One of the first things you learn as a kid is that there are lots of things that are fun, but that organised fun is the absolute opposite.

There is something about being told how to enjoy yourself that counter-productively sucks the joy from any activity, and this is a creeping phenomenon around major sporting events as over-eager governing bodies pump out focus-grouped dirge that they know cannot fail to be a commercial success because of it's expensively-acquired, sponsor-laden cachet.

Which brings us to the official World Cup song - video below - released on Friday morning to an expectant audience of, well, not many.

Performing the official World Cup song is great for any artist because you are paid well, flown into perform at the planet's biggest sporting event and you know that the song itself will blare from the speakers of every stadium and be smeared across televisual advertising space for a concentrated 30-day period of hyper-saturation. It is a song that people will have to listen to even if they don't want to, an audio torture device produced by Diplo.

The LA-based Diplo is a well-known producer, though his role may as well be renamed 'beep provider' on the evidence of most of his tracks, given his main contribution seems to be injecting random noises that you might otherwise expect to hear from an old computer. Diplo is given Latin sensation Nicky Jam, 1990s TV star Will Smith and Kosovo Albanian singer and songwriter Era Istrefi as his tools to make a memorable song but completely fails, instead leaving us with a confused execution of an idea that was never clear.

Will Smith is apparently still a thing

First impressions are that it has everything you'd expect from a heavily-sanitised corporate creation masquerading as vaguely-relevant musical product.

There is a generic pumping beat overladen by the suggestion of crowds cheering. It is as if human beings - or as Fifa knows them, customers - are being sub-consciously informed that they are expected to like this tune like all the other normal people - "can you not hear the synthetic joy? Are you not entertained?"

It is the epitome of a try-hard creation that lacks much of what makes music great - inspiration and raw emotion - and lays on thick the things that we couldn't care less about - meaningless, directionless lyrics and a tiresome wailing from Istrefi, whose songwriting talent has clearly not been drawn on for this tragic effort.

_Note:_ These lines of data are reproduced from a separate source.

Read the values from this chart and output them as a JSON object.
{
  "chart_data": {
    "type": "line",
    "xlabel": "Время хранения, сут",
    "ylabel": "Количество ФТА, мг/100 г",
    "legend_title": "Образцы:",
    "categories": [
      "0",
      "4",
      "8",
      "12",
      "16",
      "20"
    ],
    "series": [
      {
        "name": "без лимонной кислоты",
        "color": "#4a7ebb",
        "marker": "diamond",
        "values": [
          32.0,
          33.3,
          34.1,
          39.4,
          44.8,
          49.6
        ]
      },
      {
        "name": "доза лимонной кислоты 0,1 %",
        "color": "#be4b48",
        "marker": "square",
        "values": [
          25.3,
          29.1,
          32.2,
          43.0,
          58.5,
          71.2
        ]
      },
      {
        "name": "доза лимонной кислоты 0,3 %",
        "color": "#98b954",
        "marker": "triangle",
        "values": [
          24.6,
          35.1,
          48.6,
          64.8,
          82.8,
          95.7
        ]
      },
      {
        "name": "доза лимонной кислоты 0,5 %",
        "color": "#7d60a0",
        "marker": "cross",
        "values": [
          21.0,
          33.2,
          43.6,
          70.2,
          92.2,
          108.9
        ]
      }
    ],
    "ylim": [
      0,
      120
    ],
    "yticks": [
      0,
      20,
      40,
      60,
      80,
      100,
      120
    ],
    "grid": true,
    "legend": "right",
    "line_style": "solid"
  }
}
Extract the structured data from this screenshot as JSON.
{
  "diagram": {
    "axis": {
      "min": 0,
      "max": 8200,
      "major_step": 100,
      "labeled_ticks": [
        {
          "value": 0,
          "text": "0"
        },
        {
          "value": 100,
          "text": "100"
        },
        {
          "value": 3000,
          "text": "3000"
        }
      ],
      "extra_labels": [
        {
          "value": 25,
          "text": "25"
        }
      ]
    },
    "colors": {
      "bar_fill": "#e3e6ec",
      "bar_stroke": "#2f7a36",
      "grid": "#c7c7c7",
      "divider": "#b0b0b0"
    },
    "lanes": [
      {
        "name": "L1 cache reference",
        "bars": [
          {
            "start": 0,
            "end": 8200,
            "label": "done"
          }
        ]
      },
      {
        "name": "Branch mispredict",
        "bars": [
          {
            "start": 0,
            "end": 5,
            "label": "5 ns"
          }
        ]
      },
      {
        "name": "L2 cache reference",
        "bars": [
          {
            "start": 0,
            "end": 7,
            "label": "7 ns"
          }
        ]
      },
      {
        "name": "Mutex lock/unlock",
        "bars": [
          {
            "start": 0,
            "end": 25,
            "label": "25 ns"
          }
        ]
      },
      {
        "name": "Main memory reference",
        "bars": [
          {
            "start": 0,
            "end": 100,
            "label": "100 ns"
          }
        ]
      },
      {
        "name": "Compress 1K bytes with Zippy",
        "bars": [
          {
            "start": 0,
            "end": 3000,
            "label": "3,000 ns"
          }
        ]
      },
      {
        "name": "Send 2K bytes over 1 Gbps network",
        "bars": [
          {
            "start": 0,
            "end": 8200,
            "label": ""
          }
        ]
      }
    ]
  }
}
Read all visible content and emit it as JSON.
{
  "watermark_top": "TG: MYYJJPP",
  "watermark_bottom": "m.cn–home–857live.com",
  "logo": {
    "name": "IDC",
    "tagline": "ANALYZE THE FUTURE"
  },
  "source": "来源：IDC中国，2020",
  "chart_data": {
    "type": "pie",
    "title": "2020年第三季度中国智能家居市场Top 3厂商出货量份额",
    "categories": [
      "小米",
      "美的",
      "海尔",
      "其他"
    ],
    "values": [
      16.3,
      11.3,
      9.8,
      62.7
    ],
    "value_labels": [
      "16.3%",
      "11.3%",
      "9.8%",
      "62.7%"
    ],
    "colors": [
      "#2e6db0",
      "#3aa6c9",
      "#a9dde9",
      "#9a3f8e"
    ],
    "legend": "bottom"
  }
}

Perhaps there should be no surprise, after all it takes only a quick glance at the list of previous official World Cup™ anthems and there is only one that was passable. The others were so forgettable that they have already been, well, forgotten. Paint-by-numbers manufactured fun that will pollute the airwaves all summer, filling time that could have been dedicated to a musical creation of some originality or care, this latest creation is destined to be consigned to the waste bin of World Cup history.

"One life, give it up cos you've got one life" is the lyric that pops out the most purely on the basis of repetition, purely on the basis of repetition, purely on the basis of repetition. And as you've just discovered on a micro level, repetition of something banal doesn't make it any better.

The formulaic addition of what can only be described as 'Pitbull trumpets' probably could have been predicted but it doesn't make them any more forgivable. As with everything related to this song, they come across as artificial and eminently dislikeable.

Great World Cup songs - and there have been many - are rarely the Fifa-approved cheesefest and usually come out of left-field. This one's driving straight at you down the middle of the road, and if you haven't been flattened by its hyperactive, beat-laden squeal already, then around 45 days of hearing it continuously should do the trick.